This is the mail archive of the
gcc-patches@gcc.gnu.org
mailing list for the GCC project.
[Patch 0/4, AArch64] Conform vector implementation to ABI.
- From: Tejas Belagod <tbelagod at arm dot com>
- To: "gcc-patches at gcc dot gnu dot org" <gcc-patches at gcc dot gnu dot org>
- Date: Thu, 21 Nov 2013 13:43:08 +0000
- Subject: [Patch 0/4, AArch64] Conform vector implementation to ABI.

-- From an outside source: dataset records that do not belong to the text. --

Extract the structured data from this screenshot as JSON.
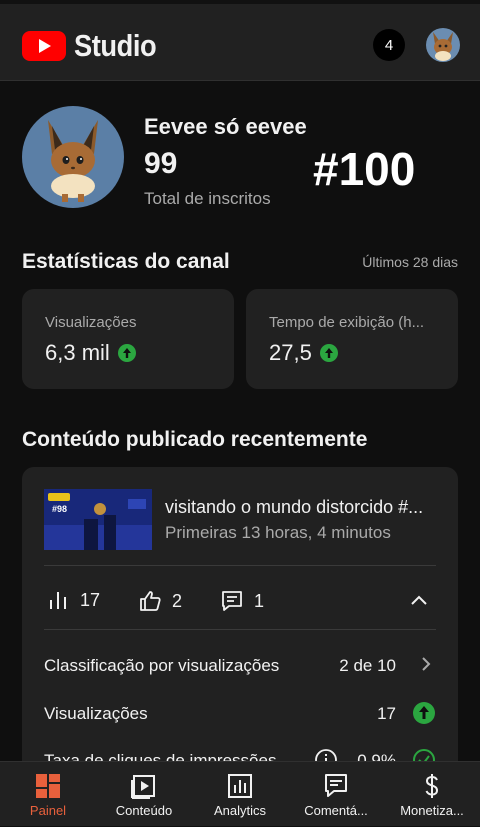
{
  "header": {
    "app_name": "Studio",
    "notification_count": "4"
  },
  "channel": {
    "name": "Eevee só eevee",
    "subscribers": "99",
    "subscribers_label": "Total de inscritos",
    "overlay_text": "#100"
  },
  "stats": {
    "title": "Estatísticas do canal",
    "period": "Últimos 28 dias",
    "cards": [
      {
        "label": "Visualizações",
        "value": "6,3 mil",
        "trend": "up"
      },
      {
        "label": "Tempo de exibição (h...",
        "value": "27,5",
        "trend": "up"
      }
    ]
  },
  "recent": {
    "title": "Conteúdo publicado recentemente",
    "video": {
      "title": "visitando o mundo distorcido #...",
      "subtitle": "Primeiras 13 horas, 4 minutos",
      "thumb_text": "#98",
      "views": "17",
      "likes": "2",
      "comments": "1"
    },
    "rows": [
      {
        "label": "Classificação por visualizações",
        "value": "2 de 10",
        "icon": "chevron-right-icon"
      },
      {
        "label": "Visualizações",
        "value": "17",
        "icon": "arrow-up-icon"
      },
      {
        "label": "Taxa de cliques de impressões",
        "value": "0,9%",
        "icon": "check-icon"
      }
    ]
  },
  "nav": [
    {
      "label": "Painel",
      "icon": "dashboard-icon",
      "active": true
    },
    {
      "label": "Conteúdo",
      "icon": "content-icon",
      "active": false
    },
    {
      "label": "Analytics",
      "icon": "analytics-icon",
      "active": false
    },
    {
      "label": "Comentá...",
      "icon": "comments-icon",
      "active": false
    },
    {
      "label": "Monetiza...",
      "icon": "dollar-icon",
      "active": false
    }
  ],
  "colors": {
    "accent_red": "#ff0000",
    "active_orange": "#e8603c",
    "trend_green": "#2ba640"
  }
}
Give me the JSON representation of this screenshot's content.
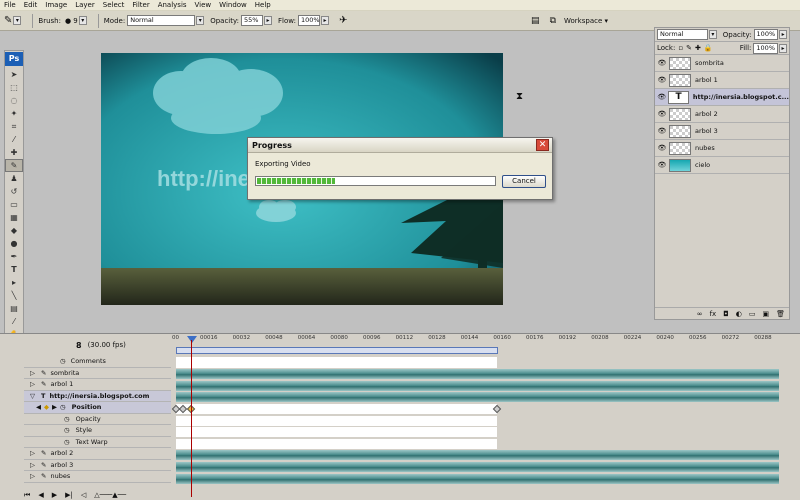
{
  "menu": [
    "File",
    "Edit",
    "Image",
    "Layer",
    "Select",
    "Filter",
    "Analysis",
    "View",
    "Window",
    "Help"
  ],
  "options": {
    "brush_label": "Brush:",
    "brush_size": "9",
    "mode_label": "Mode:",
    "mode_value": "Normal",
    "opacity_label": "Opacity:",
    "opacity_value": "55%",
    "flow_label": "Flow:",
    "flow_value": "100%",
    "workspace_label": "Workspace ▾"
  },
  "toolbox": {
    "logo": "Ps"
  },
  "canvas": {
    "url_text": "http://ine",
    "sky_color": "#2aa8b0",
    "ground_color": "#3b3f2c"
  },
  "dialog": {
    "title": "Progress",
    "message": "Exporting Video",
    "progress": 0.33,
    "cancel_label": "Cancel"
  },
  "layers": {
    "blend_mode": "Normal",
    "opacity_label": "Opacity:",
    "opacity_value": "100%",
    "lock_label": "Lock:",
    "fill_label": "Fill:",
    "fill_value": "100%",
    "items": [
      {
        "name": "sombrita",
        "type": "pixel"
      },
      {
        "name": "arbol 1",
        "type": "pixel"
      },
      {
        "name": "http://inersia.blogspot.c...",
        "type": "text",
        "selected": true
      },
      {
        "name": "arbol 2",
        "type": "pixel"
      },
      {
        "name": "arbol 3",
        "type": "pixel"
      },
      {
        "name": "nubes",
        "type": "pixel"
      },
      {
        "name": "cielo",
        "type": "fill"
      }
    ]
  },
  "timeline": {
    "current_frame": "8",
    "fps": "(30.00 fps)",
    "ruler_ticks": [
      "00",
      "00016",
      "00032",
      "00048",
      "00064",
      "00080",
      "00096",
      "00112",
      "00128",
      "00144",
      "00160",
      "00176",
      "00192",
      "00208",
      "00224",
      "00240",
      "00256",
      "00272",
      "00288"
    ],
    "rows": [
      {
        "label": "Comments",
        "kind": "global"
      },
      {
        "label": "sombrita",
        "kind": "layer"
      },
      {
        "label": "arbol 1",
        "kind": "layer"
      },
      {
        "label": "http://inersia.blogspot.com",
        "kind": "layer-open"
      },
      {
        "label": "Position",
        "kind": "prop-active"
      },
      {
        "label": "Opacity",
        "kind": "prop"
      },
      {
        "label": "Style",
        "kind": "prop"
      },
      {
        "label": "Text Warp",
        "kind": "prop"
      },
      {
        "label": "arbol 2",
        "kind": "layer"
      },
      {
        "label": "arbol 3",
        "kind": "layer"
      },
      {
        "label": "nubes",
        "kind": "layer"
      }
    ]
  }
}
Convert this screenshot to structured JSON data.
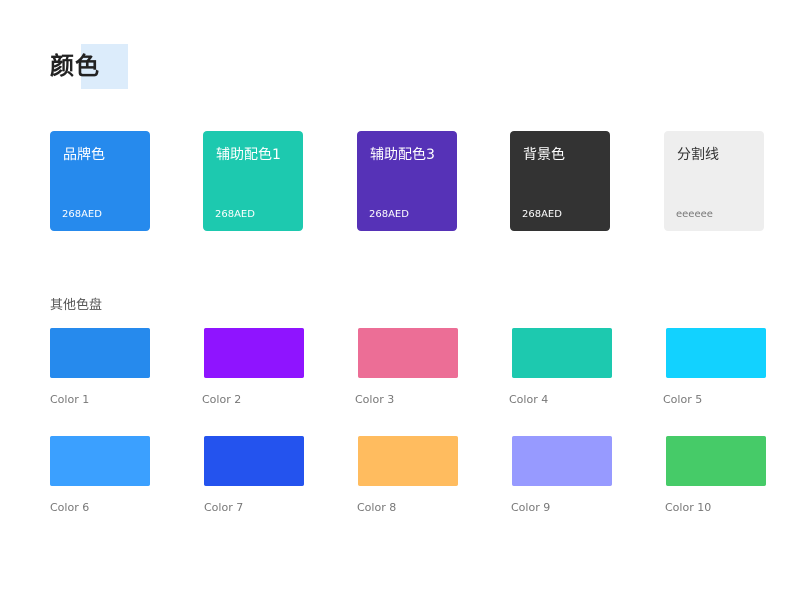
{
  "page": {
    "title": "颜色"
  },
  "main_colors": [
    {
      "name": "品牌色",
      "value": "268AED",
      "color": "#268AED",
      "text_color": "#ffffff",
      "hex_color": "#ffffff"
    },
    {
      "name": "辅助配色1",
      "value": "268AED",
      "color": "#1DC9AF",
      "text_color": "#ffffff",
      "hex_color": "#ffffff"
    },
    {
      "name": "辅助配色3",
      "value": "268AED",
      "color": "#5632B7",
      "text_color": "#ffffff",
      "hex_color": "#ffffff"
    },
    {
      "name": "背景色",
      "value": "268AED",
      "color": "#333333",
      "text_color": "#ffffff",
      "hex_color": "#ffffff"
    },
    {
      "name": "分割线",
      "value": "eeeeee",
      "color": "#EEEEEE",
      "text_color": "#333333",
      "hex_color": "#777777"
    }
  ],
  "palette": {
    "label": "其他色盘",
    "rows": [
      [
        {
          "label": "Color 1",
          "color": "#268AED"
        },
        {
          "label": "Color 2",
          "color": "#8F14FF"
        },
        {
          "label": "Color 3",
          "color": "#EC6E96"
        },
        {
          "label": "Color 4",
          "color": "#1DC9AF"
        },
        {
          "label": "Color 5",
          "color": "#12D2FF"
        }
      ],
      [
        {
          "label": "Color 6",
          "color": "#3BA0FF"
        },
        {
          "label": "Color 7",
          "color": "#2453EE"
        },
        {
          "label": "Color 8",
          "color": "#FFBC5F"
        },
        {
          "label": "Color 9",
          "color": "#979AFF"
        },
        {
          "label": "Color 10",
          "color": "#46CB68"
        }
      ]
    ]
  }
}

- Authentication-results: sourceware.org; auth=none
Hi,
This patch series fixes aarch64's autovectorization and gcc FE vector extension
programming models for ABI conformance. The ABI states
"Elements in a short vector are numbered such that the lowest numbered element
(element 0) occupies the lowest numbered bit (bit zero) in the vector and
successive elements take on progressively increasing bit positions in the
vector. When a short vector transferred between registers and memory it is
treated as an opaque object. That is a short vector is stored in memory as if it
were stored with a single STR of the entire register; a short vector is loaded
from memory using the corresponding LDR instruction. On a little-endian system
this means that element 0 will always contain the lowest addressed element of a
short vector; on a bigendian system element 0 will contain the highest-addressed
element of a short vector."
To conform to ABI, this patch fixes vector mode loads to be LDR D/Q and stores
to STR D/Q. This means that the order of the elements in a register are reversed
for big-endian when loaded from memory. This incidentally mirrors the way gcc
implements its vectors in RTL therefore becomes easy to interpret standard
pattern names and RTL lane numbers while expansion as the order is the same as
the NEON register. The data-flow seems to fall out quite easily. For example,
the widening standard patterns in RTL expect high and low parts to be reversed
for Big-Endian, and because we use LDR Q, the low and high parts of vectors are
already reversed - we don't have to jump though hoops to fix this up. In
contrast, the narrowing operations need the reversing as will be evident in the
patches that follow. Simliarly the reduc_* patterns expect the scalar result in
the LSB of the RTL register which is the same as (n-1)th lane in Bigendian which
is the same lane when we conform to ABI.
In a series of 4 patches we fixes ABI conformance and fix some fall-out of bugs
from that.
This set however does not fix up the model for NEON intrinsics that maps vld1_*
to mov<mode> and its associated lane accesses - this is coming soon.
Thanks,
Tejas Belagod.
ARM.